别再死记硬背公式了！用Python手写Self-Attention，5分钟搞懂QKV矩阵计算

fire life

从零实现Self-Attention：用Python拆解Transformer核心计算

很多人在学习Transformer模型时，都会被Self-Attention机制中的QKV矩阵搞得晕头转向。今天我们不谈复杂公式，直接动手用Python实现一个完整的Self-Attention计算过程。通过代码，你将清晰看到每个矩阵如何参与计算，注意力分数如何产生，以及最终输出如何形成。

1. 环境准备与基础概念

在开始编码前，我们需要明确几个关键概念。Self-Attention机制中的Q(Query)、K(Key)、V(Value)矩阵，本质上是通过对输入进行不同的线性变换得到的。这种设计灵感来源于信息检索系统：

Query：相当于你的搜索请求
Key：相当于文档的索引关键词
Value：就是实际要检索的内容

在代码实现中，我们会用NumPy来完成这些矩阵运算。首先确保你的Python环境已安装NumPy：

python复制import numpy as np

假设我们的输入是一个包含3个单词的句子，每个单词用4维向量表示（实际中维度会大得多）：

python复制# 输入矩阵X：3个单词，每个单词4维向量表示
X = np.array([
    [1, 0, 1, 0],   # 单词1
    [0, 2, 0, 2],   # 单词2
    [1, 1, 1, 1]    # 单词3
])

2. 生成QKV矩阵

接下来我们需要定义三个权重矩阵Wq、Wk、Wv，用于将输入X转换为Q、K、V矩阵。

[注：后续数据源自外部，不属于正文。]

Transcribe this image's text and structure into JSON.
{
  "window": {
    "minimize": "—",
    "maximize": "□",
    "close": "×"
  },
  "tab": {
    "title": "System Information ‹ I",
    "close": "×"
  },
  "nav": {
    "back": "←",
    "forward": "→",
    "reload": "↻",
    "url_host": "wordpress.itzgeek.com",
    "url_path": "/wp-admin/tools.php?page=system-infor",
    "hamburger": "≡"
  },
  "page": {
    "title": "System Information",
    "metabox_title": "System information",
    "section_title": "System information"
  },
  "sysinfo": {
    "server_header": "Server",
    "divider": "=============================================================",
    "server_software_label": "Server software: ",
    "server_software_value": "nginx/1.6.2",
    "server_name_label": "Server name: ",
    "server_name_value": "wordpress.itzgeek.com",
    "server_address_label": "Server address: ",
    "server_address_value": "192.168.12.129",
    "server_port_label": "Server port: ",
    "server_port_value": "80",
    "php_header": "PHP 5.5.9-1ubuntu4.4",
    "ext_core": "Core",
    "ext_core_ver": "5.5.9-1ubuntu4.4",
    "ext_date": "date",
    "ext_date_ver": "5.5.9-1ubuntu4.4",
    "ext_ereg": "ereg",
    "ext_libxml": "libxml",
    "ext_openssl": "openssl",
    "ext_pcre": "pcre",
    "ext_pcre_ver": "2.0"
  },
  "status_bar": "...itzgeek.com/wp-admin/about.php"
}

在实际Transformer中，这些权重是通过学习得到的，这里我们手动初始化：

python复制# 定义权重矩阵（随机初始化）
Wq = np.random.randn(4, 3)  # 将4维输入映射到3维Q空间
Wk = np.random.randn(4, 3)  # 将4维输入映射到3维K空间
Wv = np.random.randn(4, 3)  # 将4维输入映射到3维V空间

# 计算Q、K、V矩阵
Q = np.dot(X, Wq)
K = np.dot(X, Wk)
V = np.dot(X, Wv)

print("Q矩阵:\n", Q)
print("K矩阵:\n", K)
print("V矩阵:\n", V)

注意：在实际应用中，这些权重矩阵通常会使用更合理的初始化方法，如Xavier初始化。

3. 计算注意力分数

注意力分数的计算分为几个关键步骤：

计算Q和K的点积（相似度）
缩放点积结果（防止梯度消失）
应用softmax归一化

python复制# 计算QK^T
attention_scores = np.dot(Q, K.T)

# 缩放（除以sqrt(d_k)）
d_k = K.shape[1]  # K的维度
attention_scores = attention_scores / np.sqrt(d_k)

# 应用softmax
attention_weights = np.exp(attention_scores) / np.sum(np.exp(attention_scores), axis=1, keepdims=True)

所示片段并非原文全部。